No sooner was the door closed on his departure, than Lord Culduflf poured some scented water into a small silver ewer, and proceeded to bathe his eyes and temples, and then, sitting down before a little mirror, he smoothed his eyebrows, and patiently disposed the straggling hairs into line. “Who 's there? come in,” cried he, impatiently, as a tap was heard at the door, and Mr. Cutbill entered, with the bold and assured look of a man determined on an insolence.

“So, my Lord, your servants have got orders not to admit me,—the door is to be shut against me!” said he, walking boldly forward and staring fiercely at the other's face.

“Quite true, however you came to know it,” said Culduflf, with a smile of the easiest, pleasantest expression imaginable. “I told Temple Bramleigh this morning to give the orders you speak of. I said it in these words: Mr. Cutbill got in here a couple of days ago, when I was in the middle of a despatch, and we got talking of this, that, and t'other, and the end was, I never could take up the clew of what I had been writing.
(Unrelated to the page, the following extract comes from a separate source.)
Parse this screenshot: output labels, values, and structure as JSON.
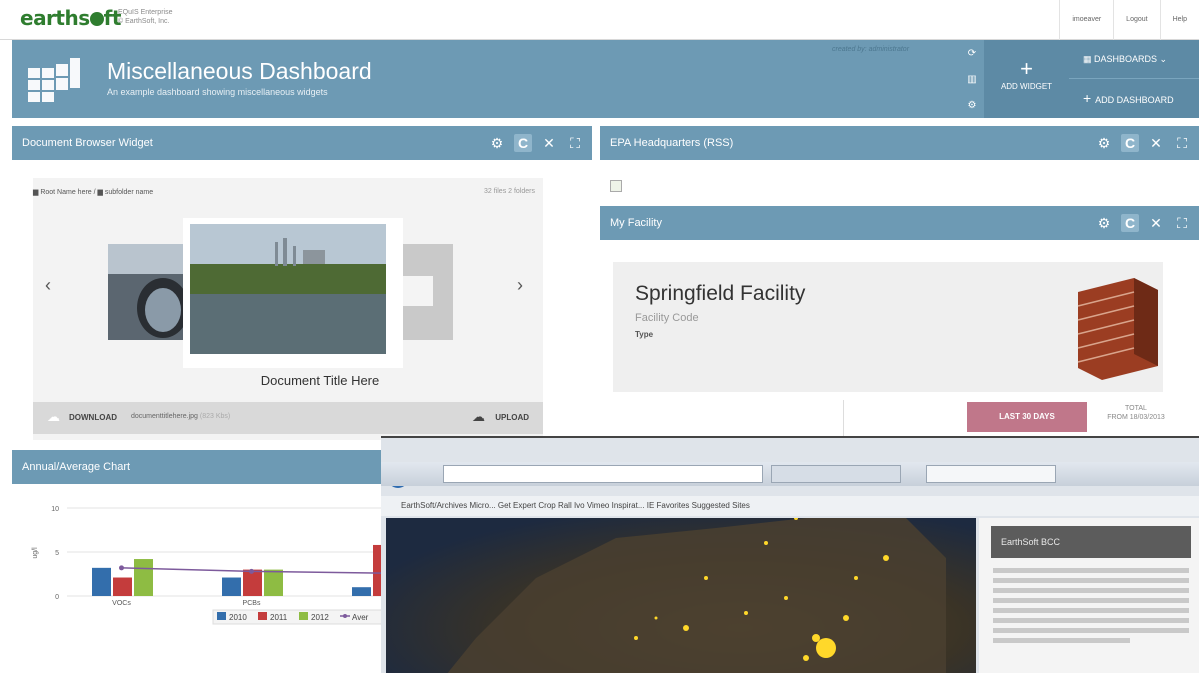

A bore interrupts but does not distract you: a clever man is sure, by his suggestiveness, to lead you away to other realms of thought: and so I said, a strict quarantine against two people—I'll neither see Antonelli nor Cutbill.”

It was a bold shot, and few men would have had courage for such effrontery; but Lord Culduff could do these things with an air of such seeming candor and naturalness, nothing less than a police-agent could have questioned its sincerity. Had a man of his own rank in life “tried it on” in this fashion, Cutbill would have detected the impudent fraud at once. It was the superb dignity, the consummate courtesy of this noble Viscount, aided by every appliance of taste and luxury around him, that assured success here.

“Take that chair, Cutbill, and try a cheroot—I know you like a cheroot. And now for a pleasant gossip; for I will give myself a holiday this morning.”